Zaplanowałam nasz ślub, kiedy nasze spojrzenia skrzyżowały się przed klasą eliksirów, a ty przekazałeś mi informację na temat dodatkowych lekcji transmutacji, dla uczniów wybitnych z tej dziedziny. Potem poznaliśmy się bliżej i moje początkowe oczarowanie starszym chłopcem, z którym mam podobne zainteresowanie znika w sposób naturalny. Stajemy się najlepszymi przyjaciółmi, którzy dzielą wspólną pasję. I to jaką! Naszym nauczycielem transmutacji jest sam Albus Dumbledore, a ja chłonę jego wiedzę, urzeczona nową dzieciną magii.

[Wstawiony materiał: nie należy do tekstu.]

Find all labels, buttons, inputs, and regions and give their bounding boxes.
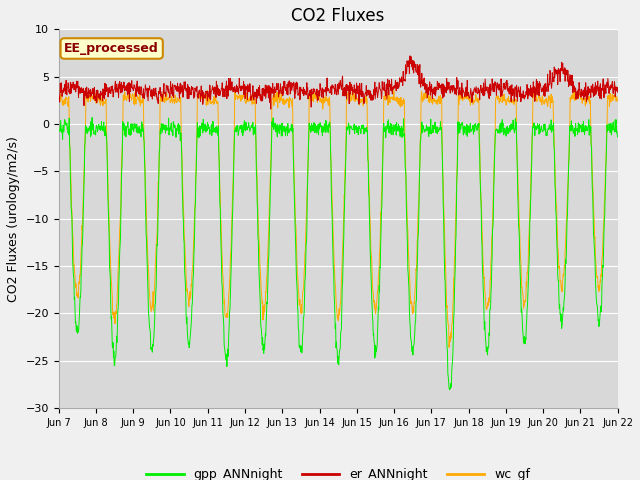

Jego śmierć dotyka mnie głęboko, jednak jestem dopiero w trzeciej klasie i nie przeżywam odejścia profesora tak mocno jak starsi uczniowie. Ale szlocham gromko, wtulona w Ciebie, przeklinając jego zabójcę. Imię Tom Riddle przewija się w mojej młodości po szkolnych korytarzach, a ja jedynie raz wpadam na niego, by być pod ogromnym wrażeniem jego wyglądu, dopóki nie odejdzie ze szkoły, zanim ja stanę się nierozsądną nastolatką. Razem dorastamy, przeżywmy pierwsze niespełnione miłości, zwierzamy się ze swoich problemów, poglądów. Wspólnie kochamy i nienawidzimy. Dopiero w ostatniej klasie przypominamy sobie o swojej płci, kiedy mój odważny gryfon całuje mnie niespodziewanie, przechadzając się po błoniach. Nie jesteśmy bezmyślni, już wcześniej rozważałam o tym, i ty na pewno też, że bylibyśmy dobrym małżeństwem. Z dobrych rodów, świetnie się znamy i rozumiemy. Ale dopiero tym pocałunkiem uświadamiasz mi, że to wszystko może się spełnić. Twoje wargi są delikatne i przyjemne w dotyku, a ja dopiero teraz czuję jak Twój zapach na mnie działa. Twoje włosy są gładkie i miękkie, nie tak nieokiełznane jak moje. Mam szesnaście lat i nie wiem czy to miłość, czy zwykłe pożądanie i mam tego nigdy nie odkryć. Przez tydzień pławimy się w swojej nastoletniej miłości. Ukradkowo łapiesz mnie za rękę pod stołem w Wielkiej Sali. Całujemy się gwałtownie w pustym szkolnym korytarzu i równie gwałtownie odrywamy się od siebie, gdy słyszymy echo nadchodzących kroków. Wieczorami uśmiecham się do swojego lusterka i delikatnie opuszczam ramionami bluzki. Czy myślisz o mnie teraz? Czy myślałeś o mnie w taki sposób przez ten cały czas? Jak często myślałeś o mnie bez ubrania? Rumienię się na te bezwstydne pytania i pełna ekscytacji kładę się spać. W moim lustrze Ain Engarp byłbyś tylko ty i ja. Wtedy nic więcej nie potrzebowałam do szczęścia.  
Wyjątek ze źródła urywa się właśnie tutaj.